Do you know what jobs in your facility are hazardous?
Job hazard analyses are an effective way to identify where hazards exist in your facility and establish safe work practices. But how do you get started with a job hazard analysis (JHA)? Follow this step-by-step guide and you’ll be making your processes and facility safer and more productive.
Before You Start a JHA
Before you begin the JHA for a specific job, do the following:
Get your employees involved
Safety works best when management and employees are both involved. That’s true of the JHA process as well. Remember, it’s their job, and they probably know it better than you do. This will also help you get their buy-in for this process and for safety in general. Plus, two sets of eyes (or more) are always better than one.
Review your history of injuries, illnesses, near misses and machine/tool damage
Go over your written records of injuries, illnesses, near misses and incidents that have required machine/tool replacement or repair. Then, get feedback from your employees, asking if there are things that have occurred but are not in the records. (Make it clear you’re trying to make work conditions safer, not punish anyone because something hasn’t been reported.)
Ask your employees which hazards exist in their work area
Ask your employees if they’re aware of hazards in their work area. Write them down — you can use this list later when you’re performing the JHA.
Note: If a serious hazard comes to light at this point, stop what you’re doing and correct the problem before you continue with the JHA process.
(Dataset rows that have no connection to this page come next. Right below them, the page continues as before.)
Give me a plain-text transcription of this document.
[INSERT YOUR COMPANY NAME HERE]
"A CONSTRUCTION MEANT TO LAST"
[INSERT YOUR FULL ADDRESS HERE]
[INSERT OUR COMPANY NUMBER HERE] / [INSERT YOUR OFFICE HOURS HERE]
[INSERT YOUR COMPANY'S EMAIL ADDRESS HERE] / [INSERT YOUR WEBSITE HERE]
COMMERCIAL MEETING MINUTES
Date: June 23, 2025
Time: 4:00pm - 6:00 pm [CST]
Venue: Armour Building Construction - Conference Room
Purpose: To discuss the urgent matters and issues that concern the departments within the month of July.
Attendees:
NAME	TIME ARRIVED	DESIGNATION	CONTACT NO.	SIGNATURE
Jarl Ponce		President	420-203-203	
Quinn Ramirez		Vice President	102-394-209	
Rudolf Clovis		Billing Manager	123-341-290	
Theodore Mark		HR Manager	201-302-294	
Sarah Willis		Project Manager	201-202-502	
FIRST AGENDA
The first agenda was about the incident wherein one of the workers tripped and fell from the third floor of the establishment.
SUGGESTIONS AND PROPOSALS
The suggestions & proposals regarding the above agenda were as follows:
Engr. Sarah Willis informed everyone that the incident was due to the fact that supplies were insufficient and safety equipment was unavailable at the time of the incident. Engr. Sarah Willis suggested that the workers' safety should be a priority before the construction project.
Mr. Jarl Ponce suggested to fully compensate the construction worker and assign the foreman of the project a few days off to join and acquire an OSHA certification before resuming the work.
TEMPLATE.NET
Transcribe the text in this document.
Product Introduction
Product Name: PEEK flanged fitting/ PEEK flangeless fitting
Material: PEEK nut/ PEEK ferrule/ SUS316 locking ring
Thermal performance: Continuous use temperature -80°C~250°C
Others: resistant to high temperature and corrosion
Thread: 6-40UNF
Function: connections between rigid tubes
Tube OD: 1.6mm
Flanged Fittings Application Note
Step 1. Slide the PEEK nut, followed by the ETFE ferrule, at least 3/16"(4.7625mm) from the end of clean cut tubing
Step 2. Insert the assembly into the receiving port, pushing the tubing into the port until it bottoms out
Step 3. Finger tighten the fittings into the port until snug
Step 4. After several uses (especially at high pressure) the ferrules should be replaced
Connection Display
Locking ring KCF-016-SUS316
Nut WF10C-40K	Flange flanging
Create a list that prioritizes the jobs for which you’ll perform a JHA
It’s great if you do a JHA for every job, but you should do JHAs for the jobs with the highest risks first. Take the information you’ve already gathered and prioritize the order in which you’ll perform the JHAs.
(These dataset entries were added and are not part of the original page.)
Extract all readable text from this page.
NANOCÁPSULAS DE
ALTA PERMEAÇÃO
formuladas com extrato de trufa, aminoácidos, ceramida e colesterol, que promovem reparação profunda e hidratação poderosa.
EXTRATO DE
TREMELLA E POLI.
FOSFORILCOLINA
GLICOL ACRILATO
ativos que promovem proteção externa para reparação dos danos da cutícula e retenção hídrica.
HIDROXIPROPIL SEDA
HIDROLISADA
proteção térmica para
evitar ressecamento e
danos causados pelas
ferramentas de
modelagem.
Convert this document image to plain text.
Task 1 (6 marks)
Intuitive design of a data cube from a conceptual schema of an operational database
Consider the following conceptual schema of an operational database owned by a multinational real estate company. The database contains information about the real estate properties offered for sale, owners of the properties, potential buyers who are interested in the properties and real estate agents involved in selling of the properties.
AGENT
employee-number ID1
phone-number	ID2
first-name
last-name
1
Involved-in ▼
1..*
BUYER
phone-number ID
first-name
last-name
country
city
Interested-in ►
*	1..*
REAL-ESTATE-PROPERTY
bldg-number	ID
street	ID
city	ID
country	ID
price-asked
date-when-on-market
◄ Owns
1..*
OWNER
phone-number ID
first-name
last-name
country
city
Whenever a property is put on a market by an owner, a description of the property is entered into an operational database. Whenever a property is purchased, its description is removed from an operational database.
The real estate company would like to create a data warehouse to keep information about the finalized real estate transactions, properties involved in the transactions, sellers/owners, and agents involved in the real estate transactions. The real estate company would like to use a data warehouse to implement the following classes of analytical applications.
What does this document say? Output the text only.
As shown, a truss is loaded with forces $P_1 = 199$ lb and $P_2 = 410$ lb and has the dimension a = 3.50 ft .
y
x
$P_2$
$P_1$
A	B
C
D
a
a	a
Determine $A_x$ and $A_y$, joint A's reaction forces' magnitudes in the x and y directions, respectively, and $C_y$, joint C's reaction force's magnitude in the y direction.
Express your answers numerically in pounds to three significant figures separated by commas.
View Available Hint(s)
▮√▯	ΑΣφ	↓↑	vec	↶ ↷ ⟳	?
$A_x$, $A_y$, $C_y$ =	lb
With these steps down, you’re now ready to complete the formal JHA process, described below.
Steps of the JHA Process
Once you’ve completed the introductory steps above, it’s time to begin the formal JHA process for a given job. Here’s how to do a job hazard analysis:
Step 1: Begin the JHA for a specific job by breaking the job down into the steps or tasks performed while doing the job
Here are some ways to do this:
- Watch an employee performing the job
- Ask the employee what the various steps are — the employee may have some good insight here, but remember that the employee may leave out some steps because they’re “automatic” to him or her
- Ask other employees who have performed the job to list or review the steps
- Film the employee while he or she performs the job — this will help you identify the steps
Write these steps down anyway you want. It’s common to create a JHA form that represents each task of a given job, plus a description of the task, the hazards and potential hazard controls.
Step 2: Identify and list the hazards associated with each task (do one task first, then another, etc.)
Consider every possible thing that could go wrong. How could the worker be injured or be made ill? How could machines or equipment be damaged? Ask yourself the following questions:
- What could go wrong?
- What could cause that thing/those things to go wrong?
- What other factors could contribute to that thing/those things going wrong?
- What would happen if that thing/those things did go wrong?
- How likely is it that that thing/those things will go wrong?
Step 3: Write a hazard description (also called a hazard scenario)
Write a description of each hazard in a consistent, orderly manner that will help ensure you will later put in steps to control the hazard and create the best possible controls.
A good hazard description should include the following items:
- Environment: Where does this hazard exist?
- Exposure: Who might be injured or made ill by this hazard?
- Trigger: What event might cause the hazard to lead to an injury or illness?
- Contributing factors: Are there other factors that might contribute to cause the hazard to lead to an injury or illness?
- Outcome/consequence: What would be the result if the hazard were to occur?